Un autre élément favorable à son intégration à Dijon est la similarité entre les formations du Puy et de Dijon avec le ballon. Le 4-4-2 du DFCO, avec des latéraux qui montent très haut, un milieu défensif reculé et un n°10 derrière les deux pointes ressemble énormément au 3-5-2 ponot, qui a tant réussi à Faty ces dernières années. Jouer chez un promu en théorie plus fréquemment dominé ne lui a d’ailleurs pas posé problème en 2025-2026 et il s’est pleinement épanoui à un niveau supérieur, comme si la montée n’était qu’une question de temps pour lui.
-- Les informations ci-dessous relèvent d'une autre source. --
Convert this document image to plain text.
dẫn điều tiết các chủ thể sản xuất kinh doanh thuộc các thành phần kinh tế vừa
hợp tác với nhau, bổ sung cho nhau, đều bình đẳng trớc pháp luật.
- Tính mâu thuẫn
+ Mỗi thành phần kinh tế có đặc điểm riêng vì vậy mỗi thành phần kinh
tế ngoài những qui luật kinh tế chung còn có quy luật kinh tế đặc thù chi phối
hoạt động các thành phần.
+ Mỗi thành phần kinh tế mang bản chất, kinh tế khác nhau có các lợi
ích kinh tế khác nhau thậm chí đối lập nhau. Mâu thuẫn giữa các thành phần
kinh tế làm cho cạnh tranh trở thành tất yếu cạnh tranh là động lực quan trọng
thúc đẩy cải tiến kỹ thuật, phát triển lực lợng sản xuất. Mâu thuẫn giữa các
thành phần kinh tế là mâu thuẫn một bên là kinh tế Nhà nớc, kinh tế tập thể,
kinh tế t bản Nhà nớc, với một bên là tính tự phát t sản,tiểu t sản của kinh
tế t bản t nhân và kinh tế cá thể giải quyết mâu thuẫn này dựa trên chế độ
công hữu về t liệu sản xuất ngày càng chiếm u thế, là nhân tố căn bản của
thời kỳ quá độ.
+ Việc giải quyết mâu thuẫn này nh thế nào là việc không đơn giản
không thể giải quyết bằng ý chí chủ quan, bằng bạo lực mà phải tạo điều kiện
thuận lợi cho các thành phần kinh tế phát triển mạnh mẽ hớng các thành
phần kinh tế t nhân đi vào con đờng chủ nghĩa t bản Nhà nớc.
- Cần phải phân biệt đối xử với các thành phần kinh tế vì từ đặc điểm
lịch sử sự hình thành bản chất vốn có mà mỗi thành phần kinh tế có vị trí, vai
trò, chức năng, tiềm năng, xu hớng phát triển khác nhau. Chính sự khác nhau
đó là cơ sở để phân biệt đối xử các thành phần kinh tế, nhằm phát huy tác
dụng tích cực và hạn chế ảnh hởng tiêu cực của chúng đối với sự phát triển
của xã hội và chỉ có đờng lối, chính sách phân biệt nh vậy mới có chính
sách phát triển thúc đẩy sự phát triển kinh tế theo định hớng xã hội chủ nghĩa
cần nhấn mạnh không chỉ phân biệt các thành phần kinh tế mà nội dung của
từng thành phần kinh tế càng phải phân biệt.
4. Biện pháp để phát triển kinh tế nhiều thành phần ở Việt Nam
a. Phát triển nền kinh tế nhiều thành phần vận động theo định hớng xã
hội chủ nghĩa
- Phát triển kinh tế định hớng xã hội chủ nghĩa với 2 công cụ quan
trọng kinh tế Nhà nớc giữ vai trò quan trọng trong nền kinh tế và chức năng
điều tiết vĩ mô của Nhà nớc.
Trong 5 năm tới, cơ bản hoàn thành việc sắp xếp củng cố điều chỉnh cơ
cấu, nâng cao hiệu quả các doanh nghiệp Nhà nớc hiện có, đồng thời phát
Quel visage pour le DFCO en Ligue 2 ?

Si des questions vont évidemment se poser sur sa capacité à bien garder ses buts, lui qui n’a pas encore affronté régulièrement de telles oppositions, Dijon montre clairement une ambition pour la Ligue 2 : celle de ne pas délaisser le jeu et de garder une philosophie proactive plutôt que passive. Jouer en bloc médian ou bas comme Rodez et exploser en contre n’est pas une mauvaise stratégie et peut mener très haut des clubs avec peu de moyens. Mais changer son fusil d’épaule à ce stade serait repartir de zéro pour un DFCO à l’identité marquée, qui persistait dans cette voie même quand les résultats étaient plus médiocres. Ainsi, avoir un défenseur capable d’étirer les lignes et de créer le danger comme le faisait Ismail Diallo sera primordial, surtout si le club trouve un profil similaire de l’autre côté. Obongo pourrait bien faire l’affaire, même si les rumeurs laissent penser que Dijon cherchera un autre arrière droit pour équilibrer ses flancs et avoir davantage de solutions.
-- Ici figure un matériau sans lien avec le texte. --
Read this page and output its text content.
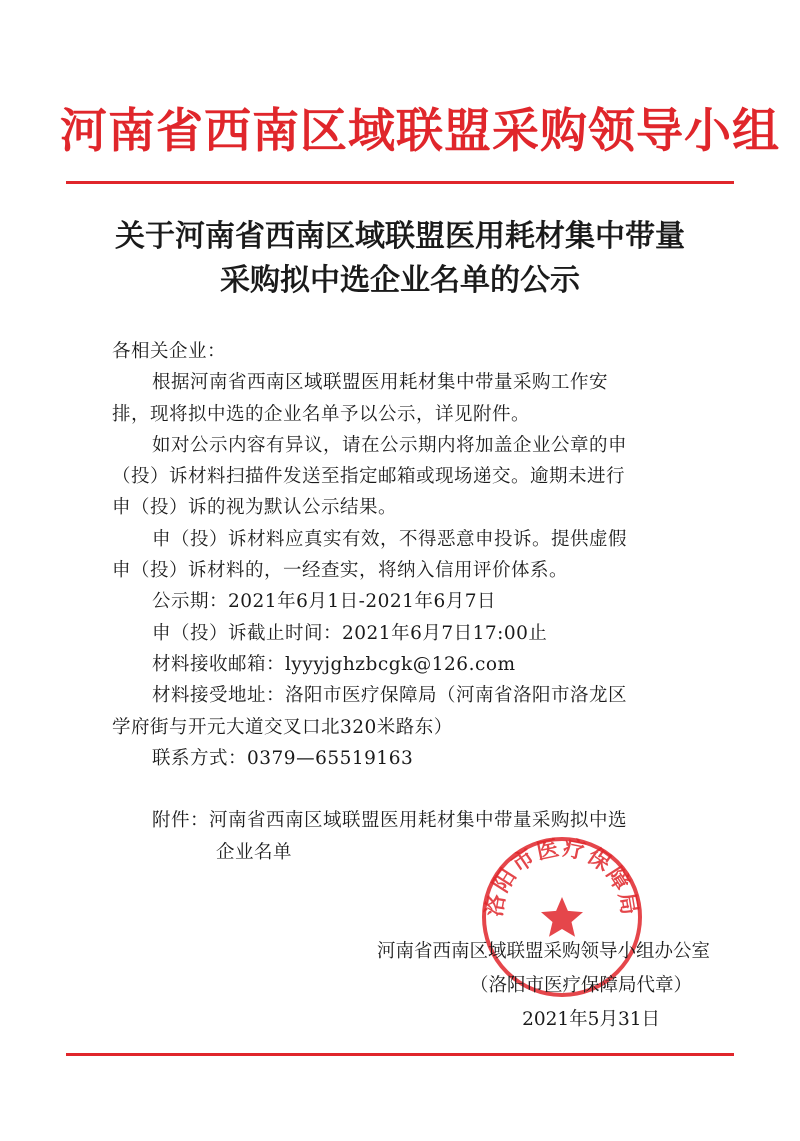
河南省西南区域联盟采购领导小组
关于河南省西南区域联盟医用耗材集中带量
采购拟中选企业名单的公示

各相关企业：

根据河南省西南区域联盟医用耗材集中带量采购工作安

排，现将拟中选的企业名单予以公示，详见附件。

如对公示内容有异议，请在公示期内将加盖企业公章的申

（投）诉材料扫描件发送至指定邮箱或现场递交。逾期未进行

申（投）诉的视为默认公示结果。

申（投）诉材料应真实有效，不得恶意申投诉。提供虚假

申（投）诉材料的，一经查实，将纳入信用评价体系。

公示期：2021年6月1日-2021年6月7日

申（投）诉截止时间：2021年6月7日17:00止

材料接收邮箱：lyyyjghzbcgk@126.com

材料接受地址：洛阳市医疗保障局（河南省洛阳市洛龙区

学府街与开元大道交叉口北320米路东）

联系方式：0379—65519163

附件：河南省西南区域联盟医用耗材集中带量采购拟中选

企业名单

洛阳市医疗保障局

河南省西南区域联盟采购领导小组办公室

（洛阳市医疗保障局代章）

2021年5月31日
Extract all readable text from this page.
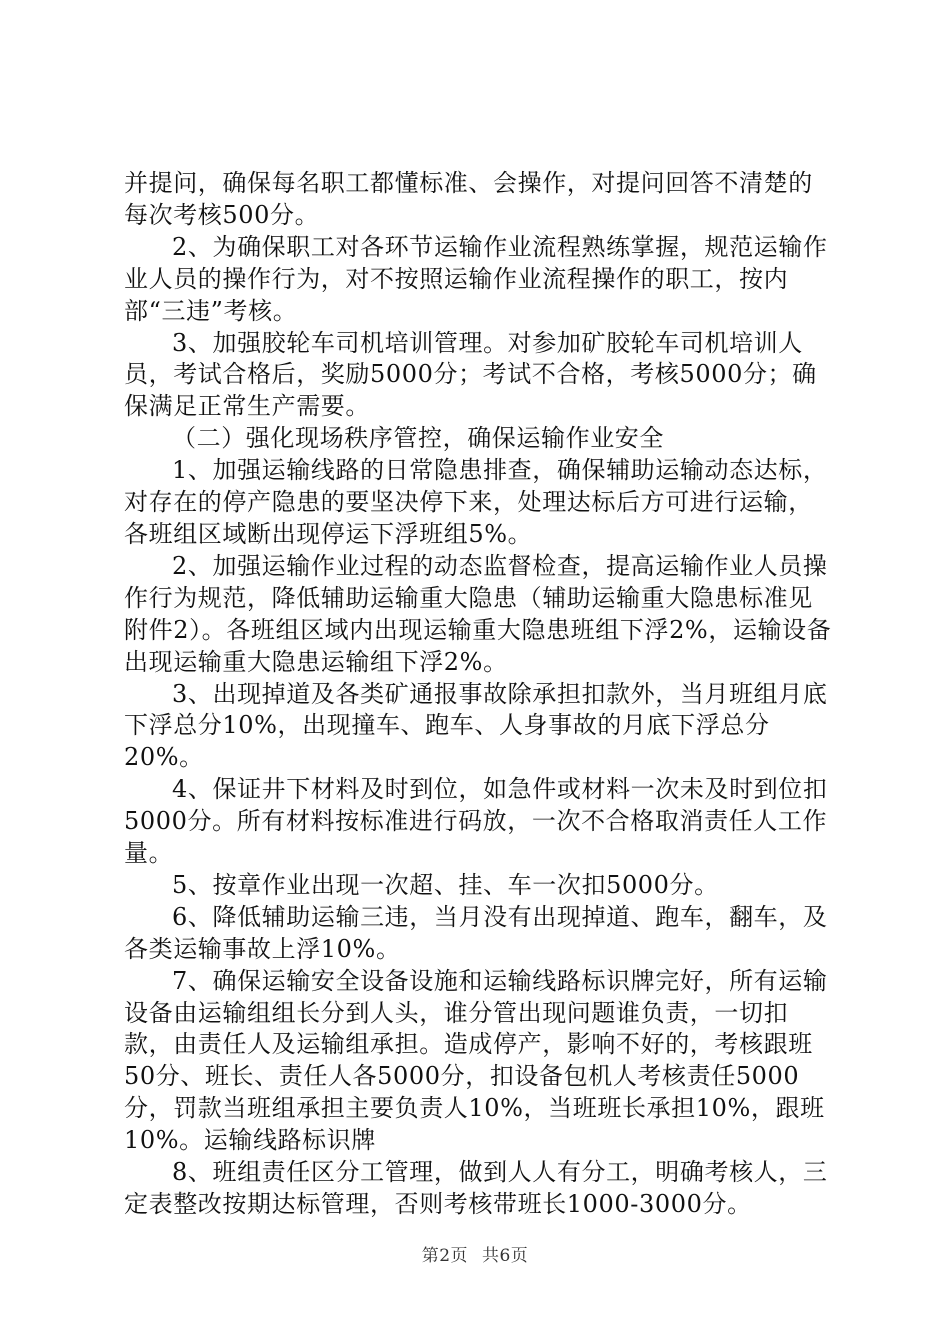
并提问，确保每名职工都懂标准、会操作，对提问回答不清楚的每次考核500分。

2、为确保职工对各环节运输作业流程熟练掌握，规范运输作业人员的操作行为，对不按照运输作业流程操作的职工，按内部“三违”考核。

3、加强胶轮车司机培训管理。对参加矿胶轮车司机培训人员，考试合格后，奖励5000分；考试不合格，考核5000分；确保满足正常生产需要。

（二）强化现场秩序管控，确保运输作业安全

1、加强运输线路的日常隐患排查，确保辅助运输动态达标，对存在的停产隐患的要坚决停下来，处理达标后方可进行运输，各班组区域断出现停运下浮班组5%。

2、加强运输作业过程的动态监督检查，提高运输作业人员操作行为规范，降低辅助运输重大隐患（辅助运输重大隐患标准见附件2）。各班组区域内出现运输重大隐患班组下浮2%，运输设备出现运输重大隐患运输组下浮2%。

3、出现掉道及各类矿通报事故除承担扣款外，当月班组月底下浮总分10%，出现撞车、跑车、人身事故的月底下浮总分20%。

4、保证井下材料及时到位，如急件或材料一次未及时到位扣5000分。所有材料按标准进行码放，一次不合格取消责任人工作量。

5、按章作业出现一次超、挂、车一次扣5000分。

6、降低辅助运输三违，当月没有出现掉道、跑车，翻车，及各类运输事故上浮10%。

7、确保运输安全设备设施和运输线路标识牌完好，所有运输设备由运输组组长分到人头，谁分管出现问题谁负责，一切扣款，由责任人及运输组承担。造成停产，影响不好的，考核跟班50分、班长、责任人各5000分，扣设备包机人考核责任5000分，罚款当班组承担主要负责人10%，当班班长承担10%，跟班10%。运输线路标识牌

8、班组责任区分工管理，做到人人有分工，明确考核人，三定表整改按期达标管理，否则考核带班长1000-3000分。

第2页 共6页
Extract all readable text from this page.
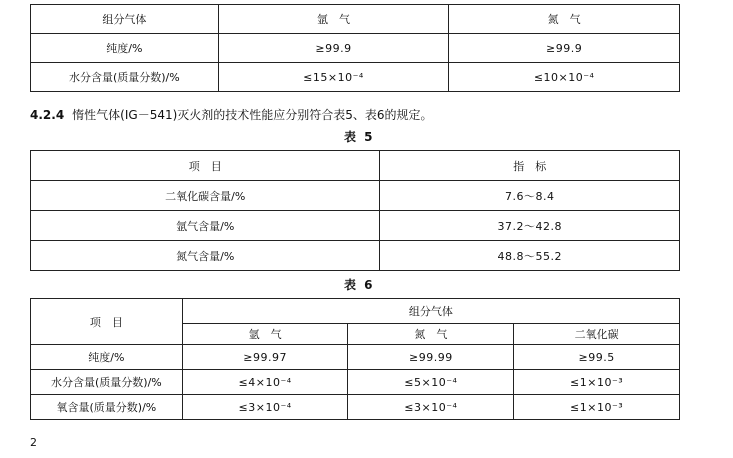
组分气体	氩　气	氮　气
纯度/%	≥99.9	≥99.9
水分含量(质量分数)/%	≤15×10⁻⁴	≤10×10⁻⁴
4.2.4 惰性气体(IG－541)灭火剂的技术性能应分别符合表5、表6的规定。
表 5
项　目	指　标
二氧化碳含量/%	7.6～8.4
氩气含量/%	37.2～42.8
氮气含量/%	48.8～55.2
表 6
项　目	组分气体		
	氩　气	氮　气	二氧化碳
纯度/%	≥99.97	≥99.99	≥99.5
水分含量(质量分数)/%	≤4×10⁻⁴	≤5×10⁻⁴	≤1×10⁻³
氧含量(质量分数)/%	≤3×10⁻⁴	≤3×10⁻⁴	≤1×10⁻³
2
« Doté d’un vrai potentiel athlétique, tourné vers l’offensive, Moussa saura apporter son énergie et sa fougue pour dynamiser le côté gauche dijonnais ! » – Paul Fauvel, DG du DFCO.

Alors que seules deux ou trois recrues supplémentaires sont attendues – sauf départ imprévu, Dijon dispose déjà de 90% de son effectif pour la saison 2026-2027 au début des vacances, ce qui fera sans doute partie des satisfactions du staff pour cet été. La grande majorité des joueurs connait d’ailleurs très bien le plan de jeu de Baptiste Ridira, assez peu susceptible d’être bousculé malgré la montée. Espérons que le DFCO en récoltera les fruits, avec Moussa Faty parmi les nouveautés que nous serons très curieux de découvrir.